Moreover, not only is the CIA/cocaine connection a fact of life – but the Mercury News’ stories resonate with a well-established history of CIA collaboration with and protection of major narcotics traffickers. In postwar France, the newly created Agency recruited thugs from dormant Corsican mafia to terrorize Socialist politicians. The mafiosi, reinvigorated and protected by its new ties to intelligence and the Gaullist party, proceeded to establish the “French Connection” that would ship tons of Southeast Asian heroin to the streets of New York City.
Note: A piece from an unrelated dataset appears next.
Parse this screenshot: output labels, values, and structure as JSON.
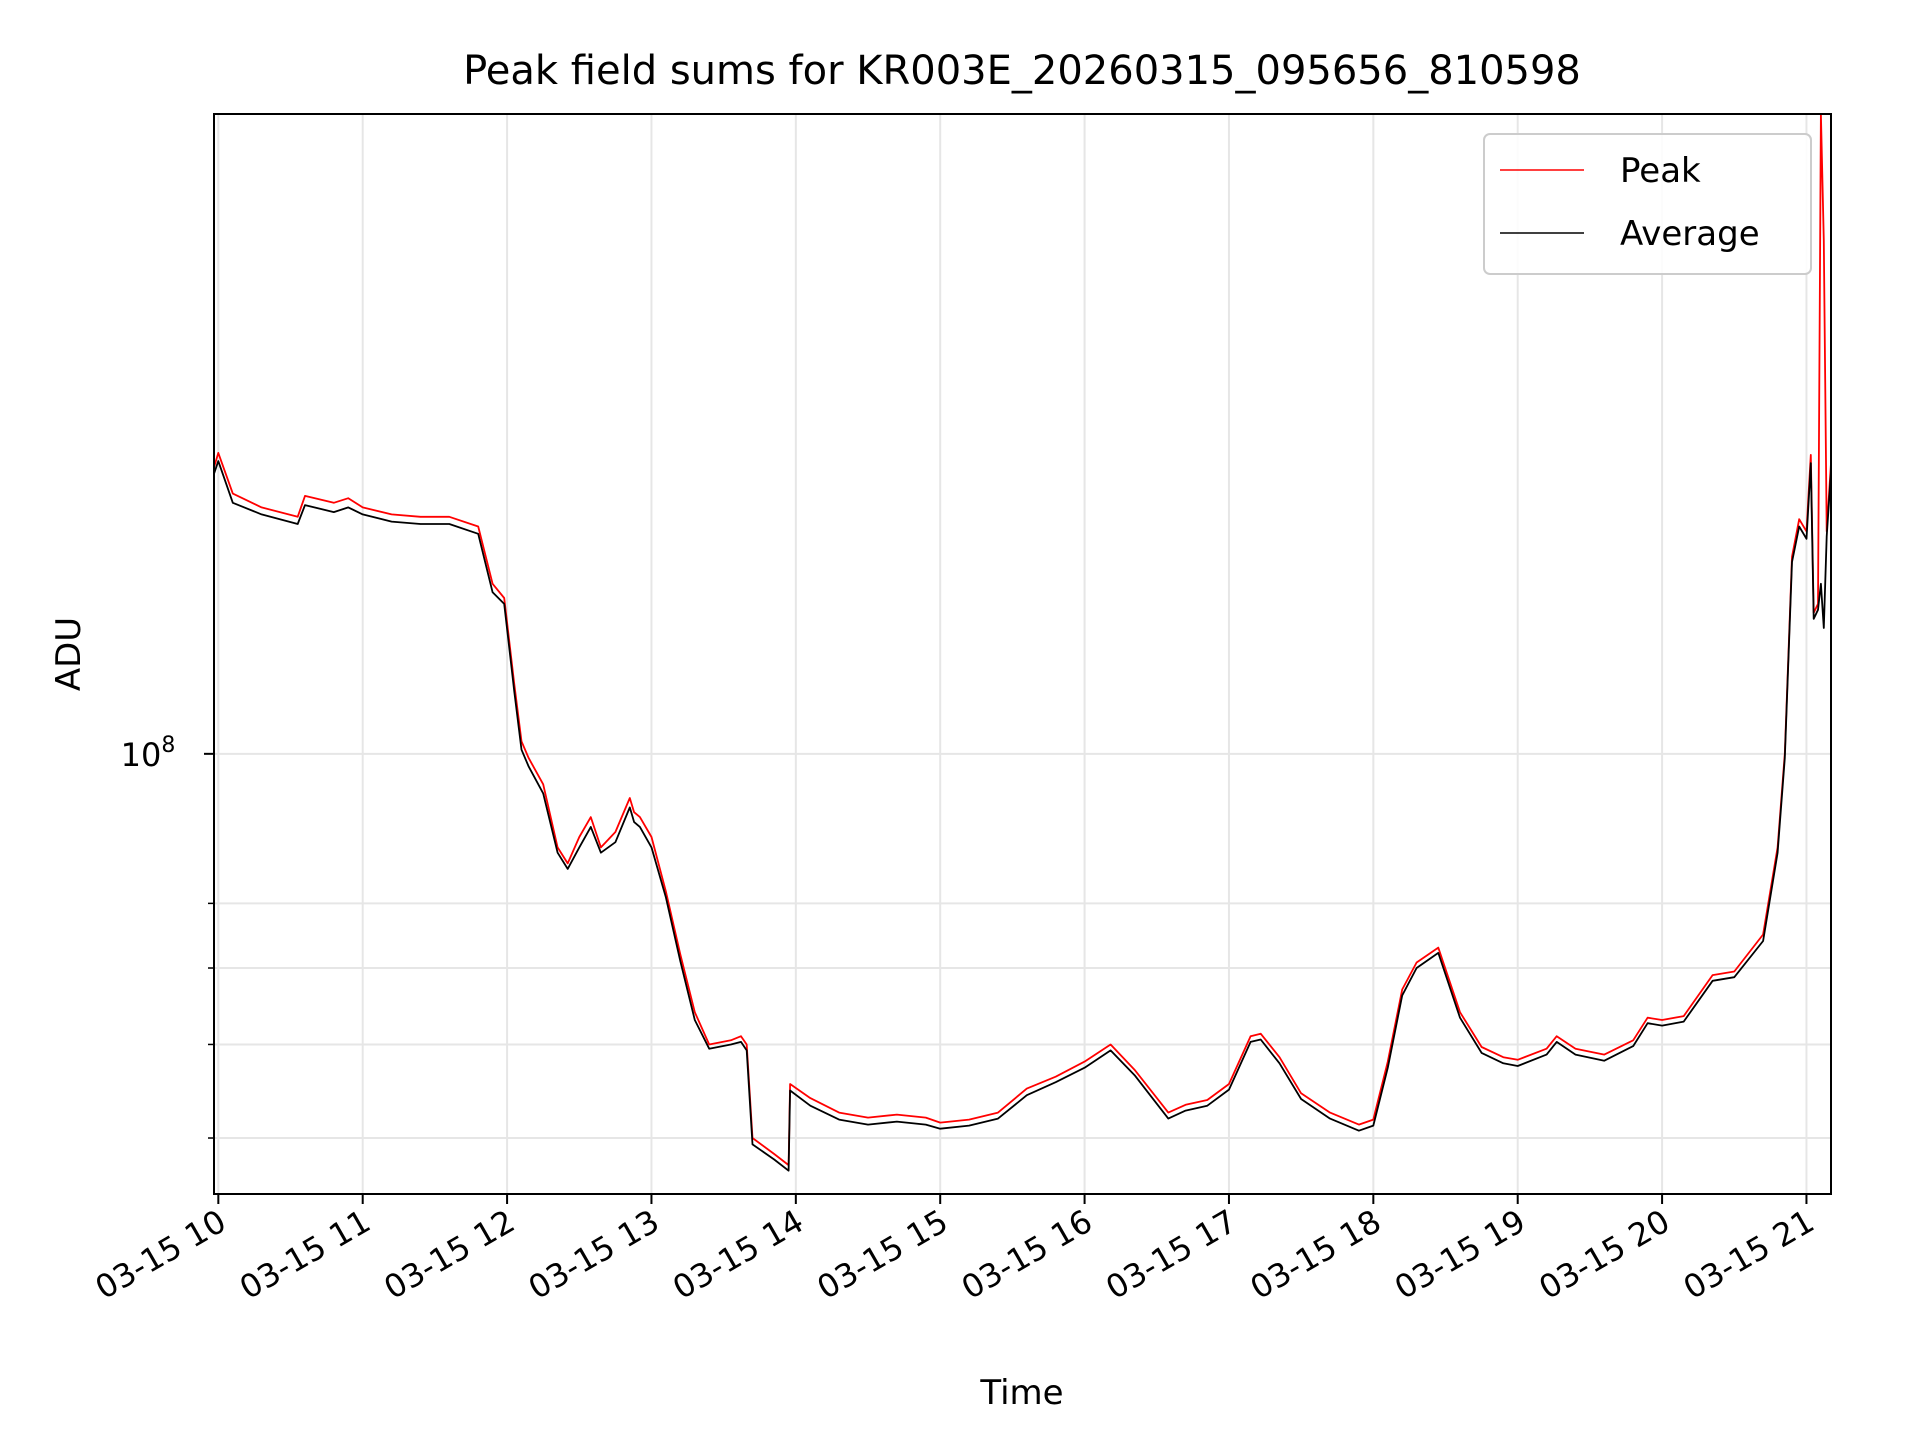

Several years later the CIA assembled a small army of anti-Castro Cuban exiles for the 1961 Bay of Pigs invasion. Like the Corsicans before them, veterans of the abortive invasion would use Agency ties to skirt the law and avoid jail – at least till the end of the decade. On June 21, 1970, the Bureau of Narcotics and Dangerous Drugs collared 150 suspects in what the BNDD termed the largest roundup of major drug traffickers in the history of federal law enforcement.” [sic] According to then attorney general John Mitchell, the Justice Department had broken up a “nationwide ring of wholesalers handling about 30 percent of all heroin sales and 75 to 80 percent of all cocaine sales in the United States.” Two-thirds of those arrested were Bay of Pigs veterans.
In the ‘60s and ‘70s in Indochina, CIA-supported guerilla [sic] armies in Laos – and Washington-backed South Vietnamese dictators – profited directly from trafficking in Southeast Asian heroin, with U.S. east coast-based Sicilian mafiosi now in cahoots with the Corsicans.
Then in the ‘80s, while the Agency was orchestrating the contras’ war of terror against Nicaragua’s Sandinista government, the Reagan/Bush White House would pump $2 billion into another army of “freedom fighters” waging guerrilla war in Afghanistan against Russian soldiers. The CIA’s top guerilla warlord, Gulbuddin Hekmatyar, would later be exposed as a major heroin trafficker – and trainer of anti-American, Islamic fundamentalist terrorists.
Over this long and sordid history, the most serious and fruitful Congressional inquiry into CIA aiding and abetting of narcotics traffickers has been Senator John Kerry’s. So it’s a mystery why Kerry refuses to make political hay of it.
When Massachusetts governor Michael Dukakis opposed Vice President George Bush in the 1988 presidential race, Dukakis seemed incapable of uttering the phrase “contra drug trafficking” – despite the ammunition Kerry’s inquiry was providing.
Now Kerry himself has steered clear of the subject – despite its freshness in voters’ minds, the tightness of his senatorial race, and the allegation, according to Jack Blum, that (Deputy Attorney General) “Weld put a very serious block on any effort we made to get information.” Why, John?